Overtime, and in different parts of the world, various methods have been adopted to address the needs of pastoralists. These include free-range grazing, enclosure livestock husbandry, and various mixtures of both. Arising from the profitability of wool in Europe between the 16th and 18th centuries, for example, the enclosure system became rampant in the UK generating major changes, especially landlessness and rural-urban migration and, riots (such as The Midland Revolt, Newton Rebellion of June 1609 and Western Rising of 1630-1632) and sundry social crises (Wikipedia, January 25, 2018).

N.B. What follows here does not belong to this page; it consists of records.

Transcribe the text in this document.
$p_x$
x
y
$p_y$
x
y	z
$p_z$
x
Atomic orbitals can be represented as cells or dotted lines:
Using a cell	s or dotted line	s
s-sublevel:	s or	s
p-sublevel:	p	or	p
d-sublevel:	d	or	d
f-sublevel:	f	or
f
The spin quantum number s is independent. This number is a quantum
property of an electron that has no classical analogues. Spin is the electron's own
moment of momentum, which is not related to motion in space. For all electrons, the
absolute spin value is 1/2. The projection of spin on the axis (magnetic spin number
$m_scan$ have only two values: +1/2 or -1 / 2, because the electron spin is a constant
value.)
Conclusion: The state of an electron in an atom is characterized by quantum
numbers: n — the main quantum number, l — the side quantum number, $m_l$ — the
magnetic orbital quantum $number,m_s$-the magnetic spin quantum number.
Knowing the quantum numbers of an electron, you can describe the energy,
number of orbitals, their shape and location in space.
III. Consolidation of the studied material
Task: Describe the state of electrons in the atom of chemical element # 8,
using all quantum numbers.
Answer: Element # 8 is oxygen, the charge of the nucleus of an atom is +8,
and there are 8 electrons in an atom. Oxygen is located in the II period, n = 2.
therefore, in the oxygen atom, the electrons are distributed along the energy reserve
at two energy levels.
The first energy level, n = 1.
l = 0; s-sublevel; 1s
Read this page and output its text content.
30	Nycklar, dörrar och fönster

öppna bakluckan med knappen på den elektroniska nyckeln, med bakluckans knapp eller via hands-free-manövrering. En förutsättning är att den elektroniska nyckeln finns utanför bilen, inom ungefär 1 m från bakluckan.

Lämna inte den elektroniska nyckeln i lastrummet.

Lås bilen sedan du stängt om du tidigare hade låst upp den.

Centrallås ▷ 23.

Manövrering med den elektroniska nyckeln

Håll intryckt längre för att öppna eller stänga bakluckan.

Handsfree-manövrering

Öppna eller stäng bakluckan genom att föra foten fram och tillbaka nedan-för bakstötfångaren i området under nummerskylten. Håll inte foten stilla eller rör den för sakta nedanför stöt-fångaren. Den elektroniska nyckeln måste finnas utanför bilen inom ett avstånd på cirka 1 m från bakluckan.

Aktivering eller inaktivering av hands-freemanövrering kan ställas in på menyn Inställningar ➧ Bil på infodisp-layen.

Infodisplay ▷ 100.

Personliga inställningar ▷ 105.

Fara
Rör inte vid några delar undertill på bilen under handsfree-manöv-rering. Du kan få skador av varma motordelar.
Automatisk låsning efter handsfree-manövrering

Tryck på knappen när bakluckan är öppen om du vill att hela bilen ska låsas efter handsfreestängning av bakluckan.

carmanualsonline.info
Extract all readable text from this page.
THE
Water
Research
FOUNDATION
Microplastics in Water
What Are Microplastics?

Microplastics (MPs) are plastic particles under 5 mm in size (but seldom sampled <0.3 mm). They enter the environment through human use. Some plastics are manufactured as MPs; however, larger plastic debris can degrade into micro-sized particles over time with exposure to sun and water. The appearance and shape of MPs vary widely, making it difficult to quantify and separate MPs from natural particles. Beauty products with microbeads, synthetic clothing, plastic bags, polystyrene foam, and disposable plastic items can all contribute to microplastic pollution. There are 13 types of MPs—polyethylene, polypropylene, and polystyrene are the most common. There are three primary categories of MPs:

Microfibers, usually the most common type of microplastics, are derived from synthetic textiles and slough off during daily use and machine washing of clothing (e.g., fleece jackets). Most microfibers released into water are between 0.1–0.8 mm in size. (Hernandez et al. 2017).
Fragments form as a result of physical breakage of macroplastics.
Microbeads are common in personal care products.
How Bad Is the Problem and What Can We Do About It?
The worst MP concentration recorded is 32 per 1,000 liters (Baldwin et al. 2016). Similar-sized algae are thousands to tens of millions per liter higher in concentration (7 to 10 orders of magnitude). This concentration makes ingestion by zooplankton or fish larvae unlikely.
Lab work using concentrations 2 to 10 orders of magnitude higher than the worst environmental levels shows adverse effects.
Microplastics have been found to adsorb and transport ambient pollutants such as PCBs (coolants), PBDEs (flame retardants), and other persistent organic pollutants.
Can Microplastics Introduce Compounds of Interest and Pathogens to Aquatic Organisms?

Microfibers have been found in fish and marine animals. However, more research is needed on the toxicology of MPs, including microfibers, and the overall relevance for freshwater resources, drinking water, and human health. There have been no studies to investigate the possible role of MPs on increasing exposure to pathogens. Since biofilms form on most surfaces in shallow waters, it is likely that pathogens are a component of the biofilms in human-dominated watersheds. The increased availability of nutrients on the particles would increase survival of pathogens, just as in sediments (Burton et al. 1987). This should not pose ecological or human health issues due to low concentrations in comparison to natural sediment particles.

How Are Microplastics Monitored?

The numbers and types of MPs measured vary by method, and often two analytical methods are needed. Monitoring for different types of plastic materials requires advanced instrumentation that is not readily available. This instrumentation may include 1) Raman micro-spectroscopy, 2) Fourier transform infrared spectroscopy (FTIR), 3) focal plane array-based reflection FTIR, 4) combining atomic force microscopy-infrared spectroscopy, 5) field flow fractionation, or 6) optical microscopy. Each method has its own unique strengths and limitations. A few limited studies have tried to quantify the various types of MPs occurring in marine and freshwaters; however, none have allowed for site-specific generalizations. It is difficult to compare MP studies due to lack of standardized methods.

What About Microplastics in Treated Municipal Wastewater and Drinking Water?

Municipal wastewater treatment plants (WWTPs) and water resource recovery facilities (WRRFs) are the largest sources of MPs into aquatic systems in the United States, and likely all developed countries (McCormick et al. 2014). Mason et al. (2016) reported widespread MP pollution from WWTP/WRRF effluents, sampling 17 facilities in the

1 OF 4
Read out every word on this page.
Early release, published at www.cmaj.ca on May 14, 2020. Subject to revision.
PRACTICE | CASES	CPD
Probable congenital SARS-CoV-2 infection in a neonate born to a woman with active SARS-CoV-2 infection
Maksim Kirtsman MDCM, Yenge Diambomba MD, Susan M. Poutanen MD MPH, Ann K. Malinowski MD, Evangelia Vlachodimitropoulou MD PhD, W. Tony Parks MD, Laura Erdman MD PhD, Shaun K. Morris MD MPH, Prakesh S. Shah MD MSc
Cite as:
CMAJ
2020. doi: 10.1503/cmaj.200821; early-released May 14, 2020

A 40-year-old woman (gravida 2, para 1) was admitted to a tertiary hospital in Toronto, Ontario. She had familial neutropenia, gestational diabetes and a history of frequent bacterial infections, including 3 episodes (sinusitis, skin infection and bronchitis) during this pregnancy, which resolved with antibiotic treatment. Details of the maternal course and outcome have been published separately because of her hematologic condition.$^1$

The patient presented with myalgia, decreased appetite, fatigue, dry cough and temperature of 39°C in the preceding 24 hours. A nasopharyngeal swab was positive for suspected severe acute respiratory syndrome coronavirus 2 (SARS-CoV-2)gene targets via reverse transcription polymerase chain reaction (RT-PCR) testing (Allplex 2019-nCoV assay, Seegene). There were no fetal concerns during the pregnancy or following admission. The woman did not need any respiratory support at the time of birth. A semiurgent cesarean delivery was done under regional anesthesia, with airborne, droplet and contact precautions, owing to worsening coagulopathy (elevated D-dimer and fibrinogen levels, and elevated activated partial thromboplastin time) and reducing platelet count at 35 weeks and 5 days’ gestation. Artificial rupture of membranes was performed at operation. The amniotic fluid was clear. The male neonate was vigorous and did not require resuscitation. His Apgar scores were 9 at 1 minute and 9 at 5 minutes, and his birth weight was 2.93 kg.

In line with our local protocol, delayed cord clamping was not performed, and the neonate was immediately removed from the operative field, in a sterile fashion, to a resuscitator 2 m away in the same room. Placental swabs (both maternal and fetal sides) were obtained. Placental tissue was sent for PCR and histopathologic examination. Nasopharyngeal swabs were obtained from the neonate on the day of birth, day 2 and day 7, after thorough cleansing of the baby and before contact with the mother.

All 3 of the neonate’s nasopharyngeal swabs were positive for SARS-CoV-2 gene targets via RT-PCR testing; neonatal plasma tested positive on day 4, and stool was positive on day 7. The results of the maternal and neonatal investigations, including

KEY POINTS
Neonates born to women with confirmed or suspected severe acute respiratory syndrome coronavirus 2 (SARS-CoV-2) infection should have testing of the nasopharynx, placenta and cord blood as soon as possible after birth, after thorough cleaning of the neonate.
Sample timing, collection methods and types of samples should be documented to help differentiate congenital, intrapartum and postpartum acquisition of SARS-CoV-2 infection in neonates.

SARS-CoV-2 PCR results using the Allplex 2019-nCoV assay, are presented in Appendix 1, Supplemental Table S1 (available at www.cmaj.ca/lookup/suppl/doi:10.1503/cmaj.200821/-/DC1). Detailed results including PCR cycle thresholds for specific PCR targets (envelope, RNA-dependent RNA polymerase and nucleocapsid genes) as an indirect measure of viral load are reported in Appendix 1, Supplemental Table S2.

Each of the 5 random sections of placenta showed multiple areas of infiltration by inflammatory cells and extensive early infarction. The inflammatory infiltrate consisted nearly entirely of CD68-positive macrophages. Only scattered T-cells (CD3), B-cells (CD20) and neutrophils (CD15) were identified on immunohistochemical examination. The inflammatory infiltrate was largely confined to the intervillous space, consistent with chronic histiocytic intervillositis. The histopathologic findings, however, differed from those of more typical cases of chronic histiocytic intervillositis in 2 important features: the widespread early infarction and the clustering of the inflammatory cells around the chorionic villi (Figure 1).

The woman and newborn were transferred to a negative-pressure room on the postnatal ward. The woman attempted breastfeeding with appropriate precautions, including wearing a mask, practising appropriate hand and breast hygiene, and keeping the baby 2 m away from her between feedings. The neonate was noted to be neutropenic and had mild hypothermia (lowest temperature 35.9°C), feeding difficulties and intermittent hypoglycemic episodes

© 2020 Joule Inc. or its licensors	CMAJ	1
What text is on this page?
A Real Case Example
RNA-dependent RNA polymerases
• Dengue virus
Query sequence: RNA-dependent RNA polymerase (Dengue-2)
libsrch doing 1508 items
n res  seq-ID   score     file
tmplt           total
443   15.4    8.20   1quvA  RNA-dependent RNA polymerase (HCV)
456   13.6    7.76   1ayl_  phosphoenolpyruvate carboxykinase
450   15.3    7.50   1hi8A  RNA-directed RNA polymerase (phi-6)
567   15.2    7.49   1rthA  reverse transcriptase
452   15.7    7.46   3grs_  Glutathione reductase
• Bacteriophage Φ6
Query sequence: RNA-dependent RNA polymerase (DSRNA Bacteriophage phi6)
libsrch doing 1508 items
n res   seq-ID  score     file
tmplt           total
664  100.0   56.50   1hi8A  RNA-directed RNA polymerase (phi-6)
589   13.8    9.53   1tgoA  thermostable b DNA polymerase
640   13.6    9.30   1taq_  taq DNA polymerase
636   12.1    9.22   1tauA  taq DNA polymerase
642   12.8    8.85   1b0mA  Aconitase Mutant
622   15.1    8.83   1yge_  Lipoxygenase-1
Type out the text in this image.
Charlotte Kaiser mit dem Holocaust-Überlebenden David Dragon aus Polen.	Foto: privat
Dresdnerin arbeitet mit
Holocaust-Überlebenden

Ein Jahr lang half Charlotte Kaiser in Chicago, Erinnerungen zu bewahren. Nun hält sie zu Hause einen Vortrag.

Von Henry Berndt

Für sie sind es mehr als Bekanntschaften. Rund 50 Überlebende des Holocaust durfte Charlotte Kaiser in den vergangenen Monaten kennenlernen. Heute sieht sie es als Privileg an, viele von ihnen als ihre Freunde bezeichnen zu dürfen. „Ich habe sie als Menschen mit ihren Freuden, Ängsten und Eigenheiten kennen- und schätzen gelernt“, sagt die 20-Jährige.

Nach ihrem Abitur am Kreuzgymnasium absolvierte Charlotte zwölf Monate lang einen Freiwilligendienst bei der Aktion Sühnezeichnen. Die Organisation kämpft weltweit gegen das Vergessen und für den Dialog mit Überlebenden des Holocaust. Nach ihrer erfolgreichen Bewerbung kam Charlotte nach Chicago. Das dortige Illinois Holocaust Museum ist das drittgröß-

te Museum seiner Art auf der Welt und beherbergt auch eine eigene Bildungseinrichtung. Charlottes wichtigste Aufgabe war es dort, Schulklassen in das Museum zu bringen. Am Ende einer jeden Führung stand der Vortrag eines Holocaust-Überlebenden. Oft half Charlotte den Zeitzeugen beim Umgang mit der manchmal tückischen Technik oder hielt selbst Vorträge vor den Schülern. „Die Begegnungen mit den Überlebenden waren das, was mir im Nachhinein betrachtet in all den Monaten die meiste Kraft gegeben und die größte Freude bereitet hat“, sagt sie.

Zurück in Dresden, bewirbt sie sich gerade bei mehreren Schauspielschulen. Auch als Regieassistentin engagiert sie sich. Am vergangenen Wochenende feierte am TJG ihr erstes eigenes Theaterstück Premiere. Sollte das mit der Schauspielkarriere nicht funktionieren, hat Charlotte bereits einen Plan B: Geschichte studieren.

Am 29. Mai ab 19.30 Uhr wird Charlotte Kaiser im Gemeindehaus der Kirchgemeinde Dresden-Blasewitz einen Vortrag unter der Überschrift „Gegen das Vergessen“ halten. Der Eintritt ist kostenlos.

It has also been suggested that unimpeded access to free pasture (extensive husbandry) is, more economically viable especially in locations like Nigeria where many consumers of animal products are also low-income populations. Consequently, ecological factors (climate change, increased aridity, vegetation decline, diseases and removal of ecological constraints) and other factors that limit or enhance access to free and better pasture are bound to affect the economic behavior and movement of pastoralists, although ecological crisis is one of the fundamental causes.
In this presentation, we also show that ecological problems and climate change crisis do not exhaust the causes of herdsmen-farmers’ conflict. We try to show, on one hand, that the herdsmen-farmers’ narrative in the public domain in Nigeria today is compounded by ethnic-nationalist and confessional or religious antipathies that are being manipulated and promoted for political mobilization. I have tried to demonstrate that these elements of the conflicts are typical when a ruling class is faced with palpable possibilities of open resistance by, and conflict with oppressed classes of society as a class. And, on the other hand, I tried to demonstrate that because of the fear of the prospects of a class war, both the ruling class and their media insist on an entirely ethno-religious rather than a class rendition of the story of herdsmen-farmers’ conflict.